Nous sommes réunis pour rendre hommage à trois magistrats et à un fonctionnaire du ressort de la cour d’appel d’Angers.

Tous les quatre ont eu à connaître récemment d’un dossier pénal exceptionnel.

Exceptionnel par le nombre des victimes : 45 enfants âgés de 6 mois à 12 ans au moment des faits.

Exceptionnel, aussi, par le nombre des accusés : 72 personnes mises en examen pour des abus sexuels, 39 poursuivies pour des faits de nature criminelle, 26 poursuivies pour des délits.

Exceptionnel, enfin, par la nature des faits, qui ne peuvent laisser indifférent : agressions sexuelles, viols, incestes et proxénétisme commis par ascendant ou personne ayant autorité. Des faits sordides, des actes odieux.

Les faits se sont produits entre 1999 et 2001 dans des quartiers défavorisés d’Angers.

L’instruction de cette affaire a duré près de deux ans. Elle a été confiée à Madame Virginie Parent qui a constitué un dossier d’une qualité remarquable.

Les fonctions de greffier ont été dévolues à Monsieur Laurent Barbe-Charrier dont le sérieux du travail mérite d’être souligné.

Pendant près de cinq mois, la cour d’assises du Maine-et-Loire a eu à examiner cette affaire hors norme.

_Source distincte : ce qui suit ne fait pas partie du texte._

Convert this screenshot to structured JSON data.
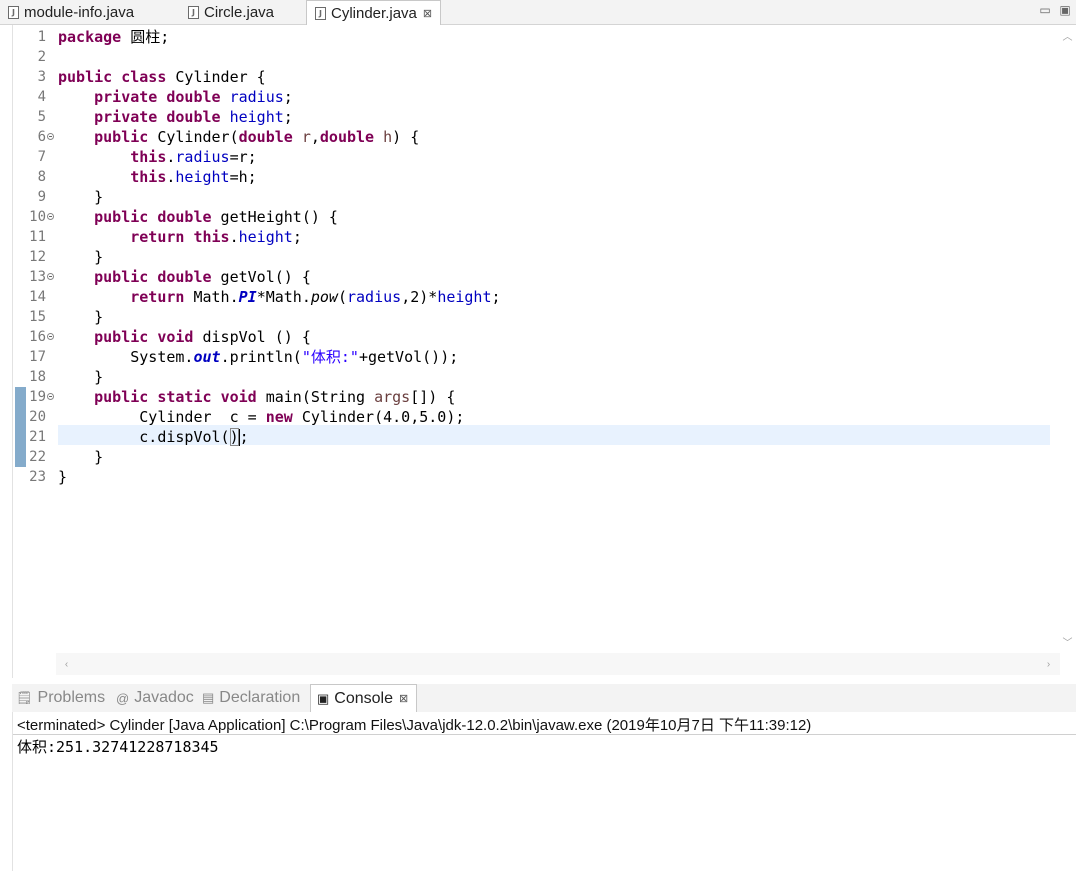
{
  "editor_tabs": [
    {
      "label": "module-info.java",
      "icon": "java-file-icon"
    },
    {
      "label": "Circle.java",
      "icon": "java-file-icon"
    },
    {
      "label": "Cylinder.java",
      "icon": "java-file-icon",
      "active": true,
      "close": "⊠"
    }
  ],
  "window_controls": {
    "minimize": "▭",
    "maximize": "▣"
  },
  "editor": {
    "lines": [
      {
        "n": "1"
      },
      {
        "n": "2"
      },
      {
        "n": "3"
      },
      {
        "n": "4"
      },
      {
        "n": "5"
      },
      {
        "n": "6",
        "fold": true
      },
      {
        "n": "7"
      },
      {
        "n": "8"
      },
      {
        "n": "9"
      },
      {
        "n": "10",
        "fold": true
      },
      {
        "n": "11"
      },
      {
        "n": "12"
      },
      {
        "n": "13",
        "fold": true
      },
      {
        "n": "14"
      },
      {
        "n": "15"
      },
      {
        "n": "16",
        "fold": true
      },
      {
        "n": "17"
      },
      {
        "n": "18"
      },
      {
        "n": "19",
        "fold": true
      },
      {
        "n": "20"
      },
      {
        "n": "21"
      },
      {
        "n": "22"
      },
      {
        "n": "23"
      }
    ],
    "code": {
      "package": "package",
      "package_name": " 圆柱;",
      "public": "public",
      "private": "private",
      "class": "class",
      "double": "double",
      "this": "this",
      "return": "return",
      "void": "void",
      "static": "static",
      "new": "new",
      "class_name": " Cylinder {",
      "radius": "radius",
      "height": "height",
      "r": "r",
      "h": "h",
      "args": "args",
      "semicolon": ";",
      "ctor_open": " Cylinder(",
      "comma": ",",
      "paren_brace": ") {",
      "dot": ".",
      "assign_r": "=r;",
      "assign_h": "=h;",
      "close_brace": "}",
      "getHeight_sig": " getHeight() {",
      "getVol_sig": " getVol() {",
      "math1": " Math.",
      "PI": "PI",
      "math2": "*Math.",
      "pow": "pow",
      "pow_open": "(",
      "pow_rest": ",2)*",
      "dispVol_sig": " dispVol () {",
      "system": "System.",
      "out": "out",
      "println_open": ".println(",
      "str_vol": "\"体积:\"",
      "println_rest": "+getVol());",
      "main_sig": " main(String ",
      "main_rest": "[]) {",
      "cyl_decl": "Cylinder  c = ",
      "new_call": " Cylinder(4.0,5.0);",
      "disp_call": "c.dispVol(",
      "close_paren": ")",
      "end_semicolon": ";",
      "indent4": "    ",
      "indent5": "     ",
      "indent8": "        "
    }
  },
  "console_tabs": [
    {
      "label": "Problems",
      "icon": "problems-icon"
    },
    {
      "label": "Javadoc",
      "icon": "javadoc-icon"
    },
    {
      "label": "Declaration",
      "icon": "declaration-icon"
    },
    {
      "label": "Console",
      "icon": "console-icon",
      "active": true,
      "close": "⊠"
    }
  ],
  "console": {
    "header": "<terminated> Cylinder [Java Application] C:\\Program Files\\Java\\jdk-12.0.2\\bin\\javaw.exe (2019年10月7日 下午11:39:12)",
    "output": "体积:251.32741228718345"
  },
  "colors": {
    "keyword": "#7f0055",
    "field": "#0000c0",
    "string": "#2a00ff",
    "current_line": "#e8f2fe",
    "line_number": "#787878"
  }
}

La présidence en a été assumée par Monsieur Eric Maréchal qui a mené les débats de façon tout à fait exemplaire.

La parole du ministère public a été portée, durant trois jours, avec éloquence et conviction, par Monsieur Ivan Auriol.

Dans des circonstances particulièrement difficiles, vous avez contribué, tous les quatre, Madame et Messieurs, à donner une image positive de la justice.

C’est, donc, à juste titre, que j’aurai l’honneur de vous remettre, dans quelques instants, les insignes de chevalier de l’ordre national du Mérite.

Mais auparavant, je me dois, selon l’usage de retracer les principales étapes de vos parcours professionnels respectifs.

Comme ce dossier a été ouvert à votre cabinet, je commence par vous, Madame Virginie Parent, vice-présidente chargée de l’instruction au tribunal de grande instance d’Angers.

A votre sortie de l’Ecole nationale de la magistrature en 1989, vous vous destinez à exercer des fonctions au siège. Après avoir été juge d’instance pendant dix ans d’abord à Lons-le-Saunier en Franche-Comté, votre région natale, puis à Cannes, vous vous tournez vers l’instruction en 2001.

Installée au tribunal de grande instance d’Angers en septembre de cette année-là, après un quatrième congé de maternité, vous n’avez de l’instruction qu’une expérience de quelques mois lorsqu’un dossier de pédophilie qui se révèlera d’une ampleur exceptionnelle, vous est confié en février 2002.

Néanmoins, vous dirigez et vous coordonnez toute l’enquête avec un professionnalisme et une efficacité remarquables. Vous saisissez rapidement la gravité et l’ampleur de cette affaire. Calme et pondérée, vous instruisez ce dossier avec intelligence.

Vous menez l’information avec la plus grande rigueur que ce soit lors des interrogatoires, des confrontations ou des auditions.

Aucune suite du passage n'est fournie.